Crude Oil at Critical Junction
Crude oil has been trading roughly sideways for more than two years now, between $40 and $80 per barrel. Recently, the market tested 2016’s high near $58. We noted in several publications that this rally was bound to fail and that rallies above $55 per barrel should be sold. The purpose of this piece is not to pat ourselves on the back but rather to explain the battle that takes place in the markets between the speculators and the commercial traders and define the characteristics that put us on alert for major speculative washouts like we’re seeing in the crude oil futures market.
Bear with the boring part. We track the actions of the commercial and speculative traders through the weekly Commitments of Traders(COT) report. This report by the Commodity Futures Trading Commission(CFTC) allows us to track the net and total positions being carried by the respective trading groups. We then use this data to create our indicator, the COT Ratio. You’ll see in the charts below that the bigger the speculative interest in a move, the more likely it is to fail. For example, in June of 2014, our COT Ratio set a record reading. This meant that the speculators had never been more collectively bullish. Remember, “peak oil?” The market “peaked” on June 27th of 2014, just shy of $125 per barrel and closed the year at $77.50 and continued falling all the way below $40 per barrel early last year. That is a speculative washout.
Looking at the weekly chart below, you’ll see that I’ve highlighted the significant portions of the commercial selling. It’s also important to understand that as the breakeven production price of crude oil declines through modern production technology and new reserves are proven, the pressure lies on the oil drillers to get their product sold at a profit. Many drillers were forced to cease production on the decline below $40 but, they’re coming back with new and improved methods. The post-election oil rally met with new resistance as the drillers re-entered the market selling forward contracts at a record pace attempting to make up for lost revenues while protecting themselves from another downturn in oil prices.

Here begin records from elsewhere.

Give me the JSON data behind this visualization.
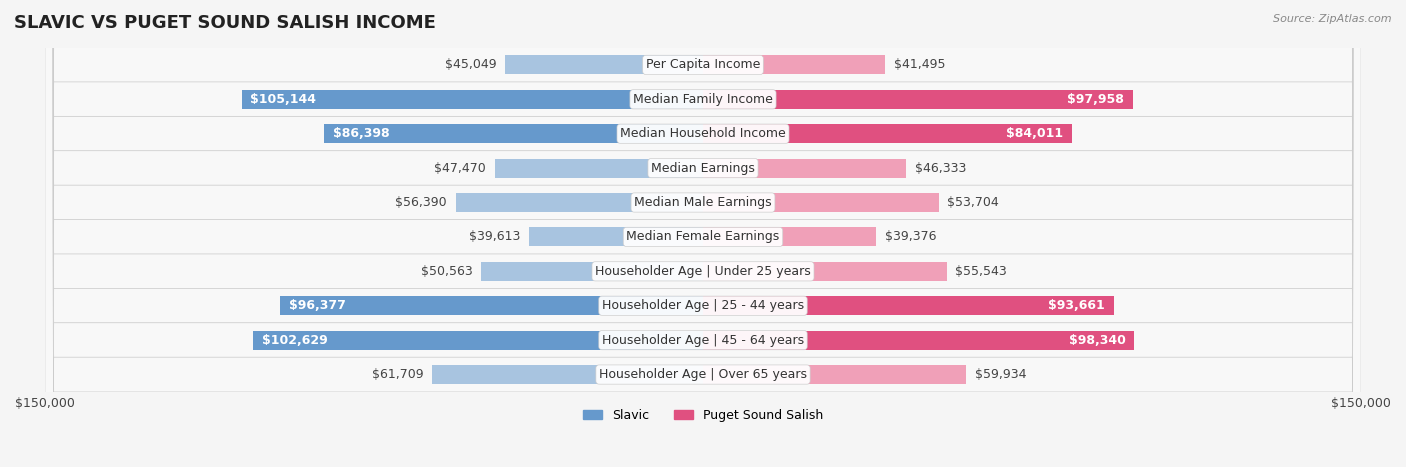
{
  "title": "SLAVIC VS PUGET SOUND SALISH INCOME",
  "source": "Source: ZipAtlas.com",
  "categories": [
    "Per Capita Income",
    "Median Family Income",
    "Median Household Income",
    "Median Earnings",
    "Median Male Earnings",
    "Median Female Earnings",
    "Householder Age | Under 25 years",
    "Householder Age | 25 - 44 years",
    "Householder Age | 45 - 64 years",
    "Householder Age | Over 65 years"
  ],
  "slavic_values": [
    45049,
    105144,
    86398,
    47470,
    56390,
    39613,
    50563,
    96377,
    102629,
    61709
  ],
  "salish_values": [
    41495,
    97958,
    84011,
    46333,
    53704,
    39376,
    55543,
    93661,
    98340,
    59934
  ],
  "slavic_labels": [
    "$45,049",
    "$105,144",
    "$86,398",
    "$47,470",
    "$56,390",
    "$39,613",
    "$50,563",
    "$96,377",
    "$102,629",
    "$61,709"
  ],
  "salish_labels": [
    "$41,495",
    "$97,958",
    "$84,011",
    "$46,333",
    "$53,704",
    "$39,376",
    "$55,543",
    "$93,661",
    "$98,340",
    "$59,934"
  ],
  "slavic_color_normal": "#a8c4e0",
  "slavic_color_highlight": "#6699cc",
  "salish_color_normal": "#f0a0b8",
  "salish_color_highlight": "#e05080",
  "max_value": 150000,
  "legend_slavic": "Slavic",
  "legend_salish": "Puget Sound Salish",
  "background_color": "#f5f5f5",
  "row_bg_color": "#ffffff",
  "alt_row_bg_color": "#f0f0f0",
  "label_fontsize": 9,
  "title_fontsize": 13,
  "highlight_threshold": 80000
}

Before we move to the daily chart, it’s important to take a look at the technical action in the weekly chart above. Crude oil bottomed early in 2016, near $38 per barrel. The upward sloping trend line off that low now comes in around $47 per barrel. Crude oil volatility has declined as the market has risen from its low while being bound from above by commercial driller selling. The battle between the speculators trying to push the market higher appears to have climaxed. Speculative long liquidation over the last two weeks has dropped the COT Ratio from more than 4.5 to a closer to average 2.7. However, it is important to take into consideration the size of the net and total positions. The speculators could easily dump more than 100k contracts without disrupting the normal pace of their liquidations. A close below the upward sloping trend line at $47 per barrel could trigger this next wave of speculative liquidation. A close below the trend line should push the market down towards $40 per barrel and serve as a re-test of the February, ’16 low.
Shifting gears to the daily chart and the standard Commitments of Traders overlay we use in our nightly COT Signals email, we’ll start with the third subgraph, which tracks commercial traders’ momentum. The commercial traders’ collective total position is usually about twice the size of the speculative position in the crude oil market. When the commercial traders collectively decide that their market is under or overvalued, they put their capital to work with drillers selling forward production and refiners buying futures to supply their crack operations. We want to be on the dominant side of value and strength. Therefore, we look for buying opportunities when their momentum is positive, and we look for selling opportunities when their momentum is negative.
This where the rubber meets the road. We use a short-term momentum indicator to determine overbought and oversold. Remember that speculative traders tend to have a “fools rush in” mentality. They are afraid of the market getting away from them. This leads to the positive, exponential correlation between the speculative traders’ net position and a given market’s price run. Their behavior is similar to chasing a hot manager in the equity markets. The market continues moving in the same direction until it runs out of speculative fuel and collapses of its own weight. The short-term momentum indicator helps determine when there may be enough fuel to generate a powerful enough reversal to trade. Recently, the market was overbought thanks to a record net long speculative position as shown in the bottom plot. This is more than enough fuel to force the market lower.
Finally, notice the last trade on the chart. This is the buy signal that went out last week. Our discretionary methodology always places a protective stop loss order at the recent swing high or, low. Our philosophy is value trading based on the commercial traders’ consensus of prices. If we are right and the market has turned, we should have ample time to take profits as the speculators are flushed out by the market’s retreat. We were wrong but, note that commercial traders’ covering some of their record short positions has pushed their momentum onto the buy side. It will be interesting to see if the market will stabilize here, creating a favorable bounce to trade higher or, if the crude oil market is getting set for another leg lower.
There are times when the swing high or low may be too far away monetarily to suit the risk profile of your account. In those cases, don’t take the trade. Twenty-five years of trading has proven one thing for certain; there’s always another trade. Know your risk and trade accordingly.